Disclaimer–you can tell this joke to your mother, grandmother, preacher, at work, in mixed company-etc.

dog on a treadmillIt’s not the word you are probably thinking.  This word has two syllables.  Does that help you guess?

F-*-*-*-*-*-u-c-k–Got it yet?

It is big and red and makes lots of noises.  It is used by both men and women.  For some people it is just a job, but for most of them it is a true passion.  They used to do it with horses but now it is a mechanized.

You must have guessed it is firetruck.

Usually when a limerick starts There once was a girl from Nantucket, people start to squirm.  This may not end well.  How about this version?

Girl with bucketThere once was a girl from Nantucket

Who carried her lunch each day in a bucket

Her bread was so hard

It bounced more than a yard

And so she decided to chuck it

Have you ever engaged in sideways cursing–where you say heck instead of hell, dang instead of damn?  Join in the conversation and share your favorite There once was a girl from Nantucket limerick or what word you use instead of the F word.  I had a friend with a son who was four at the time.  His 9 year old brother came home from school and shared that a kid had used the F-word.  Bobby, the 4 year old, did not know what the F word was, but he could figure out it was something bad. He went around saying  “You F-word.”

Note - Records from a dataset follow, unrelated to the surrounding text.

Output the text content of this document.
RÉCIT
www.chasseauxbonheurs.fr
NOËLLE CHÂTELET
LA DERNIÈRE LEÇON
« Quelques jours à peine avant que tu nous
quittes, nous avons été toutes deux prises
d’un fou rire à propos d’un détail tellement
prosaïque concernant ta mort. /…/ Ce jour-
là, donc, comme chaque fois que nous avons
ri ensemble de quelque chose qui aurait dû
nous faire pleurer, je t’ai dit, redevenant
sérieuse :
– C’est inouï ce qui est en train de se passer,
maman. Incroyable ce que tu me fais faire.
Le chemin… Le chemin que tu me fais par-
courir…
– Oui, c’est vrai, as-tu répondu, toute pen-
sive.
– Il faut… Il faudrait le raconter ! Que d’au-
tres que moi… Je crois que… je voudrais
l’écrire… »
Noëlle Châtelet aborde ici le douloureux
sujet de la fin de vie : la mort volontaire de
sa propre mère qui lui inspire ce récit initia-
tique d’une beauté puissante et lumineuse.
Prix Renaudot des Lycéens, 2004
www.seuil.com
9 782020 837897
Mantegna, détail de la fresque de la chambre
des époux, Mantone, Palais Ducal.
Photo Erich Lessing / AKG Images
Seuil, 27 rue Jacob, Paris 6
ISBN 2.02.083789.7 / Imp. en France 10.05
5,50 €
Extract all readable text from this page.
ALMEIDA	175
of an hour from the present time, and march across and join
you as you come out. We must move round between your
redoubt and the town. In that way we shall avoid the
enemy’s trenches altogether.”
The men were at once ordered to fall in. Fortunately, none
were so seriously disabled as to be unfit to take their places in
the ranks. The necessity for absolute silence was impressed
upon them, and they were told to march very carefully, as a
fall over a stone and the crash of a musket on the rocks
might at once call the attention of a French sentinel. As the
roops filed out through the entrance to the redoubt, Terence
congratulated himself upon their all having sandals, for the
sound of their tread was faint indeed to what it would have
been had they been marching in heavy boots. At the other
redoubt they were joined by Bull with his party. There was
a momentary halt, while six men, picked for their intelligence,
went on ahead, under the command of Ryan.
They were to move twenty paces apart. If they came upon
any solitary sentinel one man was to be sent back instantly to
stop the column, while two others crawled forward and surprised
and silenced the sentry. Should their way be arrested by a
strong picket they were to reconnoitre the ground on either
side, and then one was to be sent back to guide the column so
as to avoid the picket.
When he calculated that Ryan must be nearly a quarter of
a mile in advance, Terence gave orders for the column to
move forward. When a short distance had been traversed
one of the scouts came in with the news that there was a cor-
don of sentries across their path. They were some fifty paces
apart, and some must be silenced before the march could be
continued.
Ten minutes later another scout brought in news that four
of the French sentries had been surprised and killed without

2 thoughts on “What Begins with F and ends in UCK”

  1. I’ll admit it: I’m a pansy when it comes to colorful language. I save my damns for truly worthy occasions and I can’t remember the last time I used the F-word — if ever. I explain my choice intellectually by observing that foul language stops having much shock value when it is overused, and I don’t feel much need to shock people anyway. The truth is, though, that is still shocks me at some visceral level. I’m reminded that I overheard a conversation about smoking between my father and a friend a long time ago. Dad’s friend pointed out that good people smoke — even Winston Churchill enjoyed a cigar — and Dad replied, “Yes, but I’d still think more highly of him if he didn’t.” I’m with Dad on this one, and it applies to strong language as well. I’m disappointed when someone I respect uses the F-word or uses “damn” as a thoughtless filler word, and I’d rather not have people that I respect feel the same disappointment when I speak. I’d rather have them snicker when I say “dang”, or “drat”. (My grandfather’s favorite was “THUNDERATION!” I snickered a lot at that one, and then ducked.)

    Liked by 1 person

  2. Thanks for another thoughtful post. If people curse all the time, as you say, it loses it’s impact for when a situation is horrific enough to deserve the disgust the warrant the expletive. I do like Thunderation–it has a solid, timeless quality to it. Agatha Raisin in one of my favorite cozy mystery series by M.C. Beaton says “Snakes and Bastards!” which I think gets the points across without undue vulgarity. Love your story about your father’s feelings on Winston Churchill. Funny how our view on smoking (and now vaping) have shifted over the years.